How do you look in the face of utter certainty and entertain the beginnings of doubt? It’s also apparently impossible to entertain censoring your thoughts, because mine came spilling out of my mouth before I even knew they were there. “Theo, people like you don’t fall in love with people like me. You deserve some Garden District princess whose family wouldn’t even know kids lived on the streets.”
“And what about you, what do you deserve?”
“Nothing. I deserve nothing.” I realized even though I was saying it, I didn’t really want to believe it. I didn’t want to believe no one waited out there for me. I could accept it, but I didn’t want to believe it.

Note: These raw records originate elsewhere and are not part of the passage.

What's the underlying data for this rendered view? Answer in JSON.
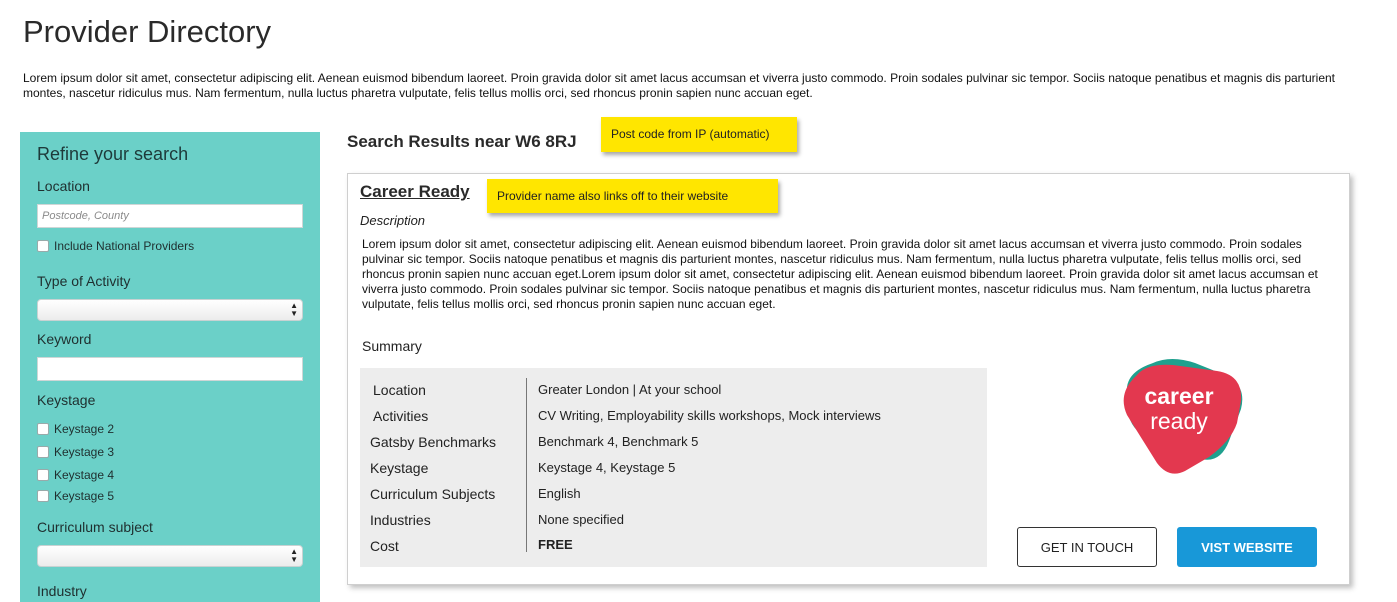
{
  "page": {
    "title": "Provider Directory",
    "intro": "Lorem ipsum dolor sit amet, consectetur adipiscing elit. Aenean euismod bibendum laoreet. Proin gravida dolor sit amet lacus accumsan et viverra justo commodo. Proin sodales pulvinar sic tempor. Sociis natoque penatibus et magnis dis parturient montes, nascetur ridiculus mus. Nam fermentum, nulla luctus pharetra vulputate, felis tellus mollis orci, sed rhoncus pronin sapien nunc accuan eget."
  },
  "sidebar": {
    "heading": "Refine your search",
    "location_label": "Location",
    "location_placeholder": "Postcode, County",
    "location_value": "",
    "include_national_label": "Include National Providers",
    "include_national_checked": false,
    "activity_label": "Type of Activity",
    "activity_value": "",
    "keyword_label": "Keyword",
    "keyword_value": "",
    "keystage_label": "Keystage",
    "keystages": [
      {
        "label": "Keystage 2",
        "checked": false
      },
      {
        "label": "Keystage 3",
        "checked": false
      },
      {
        "label": "Keystage 4",
        "checked": false
      },
      {
        "label": "Keystage 5",
        "checked": false
      }
    ],
    "curriculum_label": "Curriculum subject",
    "curriculum_value": "",
    "industry_label": "Industry"
  },
  "results": {
    "title": "Search Results near W6 8RJ",
    "postcode_note": "Post code from IP (automatic)",
    "provider_note": "Provider name also links off to their website"
  },
  "provider": {
    "name": "Career Ready",
    "description_label": "Description",
    "description": "Lorem ipsum dolor sit amet, consectetur adipiscing elit. Aenean euismod bibendum laoreet. Proin gravida dolor sit amet lacus accumsan et viverra justo commodo. Proin sodales pulvinar sic tempor. Sociis natoque penatibus et magnis dis parturient montes, nascetur ridiculus mus. Nam fermentum, nulla luctus pharetra vulputate, felis tellus mollis orci, sed rhoncus pronin sapien nunc accuan eget.Lorem ipsum dolor sit amet, consectetur adipiscing elit. Aenean euismod bibendum laoreet. Proin gravida dolor sit amet lacus accumsan et viverra justo commodo. Proin sodales pulvinar sic tempor. Sociis natoque penatibus et magnis dis parturient montes, nascetur ridiculus mus. Nam fermentum, nulla luctus pharetra vulputate, felis tellus mollis orci, sed rhoncus pronin sapien nunc accuan eget.",
    "summary_label": "Summary",
    "summary": [
      {
        "key": "Location",
        "value": "Greater London | At your school"
      },
      {
        "key": "Activities",
        "value": "CV Writing, Employability skills workshops, Mock interviews"
      },
      {
        "key": "Gatsby Benchmarks",
        "value": "Benchmark 4, Benchmark 5"
      },
      {
        "key": "Keystage",
        "value": "Keystage 4, Keystage 5"
      },
      {
        "key": "Curriculum Subjects",
        "value": "English"
      },
      {
        "key": "Industries",
        "value": "None specified"
      },
      {
        "key": "Cost",
        "value": "FREE"
      }
    ],
    "logo_text_line1": "career",
    "logo_text_line2": "ready",
    "contact_button": "GET IN TOUCH",
    "website_button": "VIST WEBSITE"
  },
  "colors": {
    "sidebar_bg": "#6bd0c8",
    "note_bg": "#ffe600",
    "primary_button": "#1898d8",
    "logo_red": "#e3384f",
    "logo_teal": "#1fa08e"
  }
}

“I don’t believe that. Neither do you.” Theo’s smile lit up his entire face and made you see just how attractive he really was. “You’re just saying it because you’re scared.”
“Scared? Me?” I scoffed, even though I knew he spoke the truth. Screw scared, a step away from flat out terrified described me better. “I play with vampires now, mister. You underestimate me greatly if you believe that.”
“Alright, then. If you’re not scared, you won’t have a problem with me kissing you.” He slid around the table until he sat next to me. He kept his hands above the table, away from my legs, even though my dress rode high enough to expose a decent amount of thigh. Points for him.
“You’re daring me to kiss you? What, are we back in middle school or something?”
“Whatever gets the job done. Besides, think of it as playing spin-the-bottle without actually spinning the bottle and possibly landing on someone like that robust gentlemen over there.”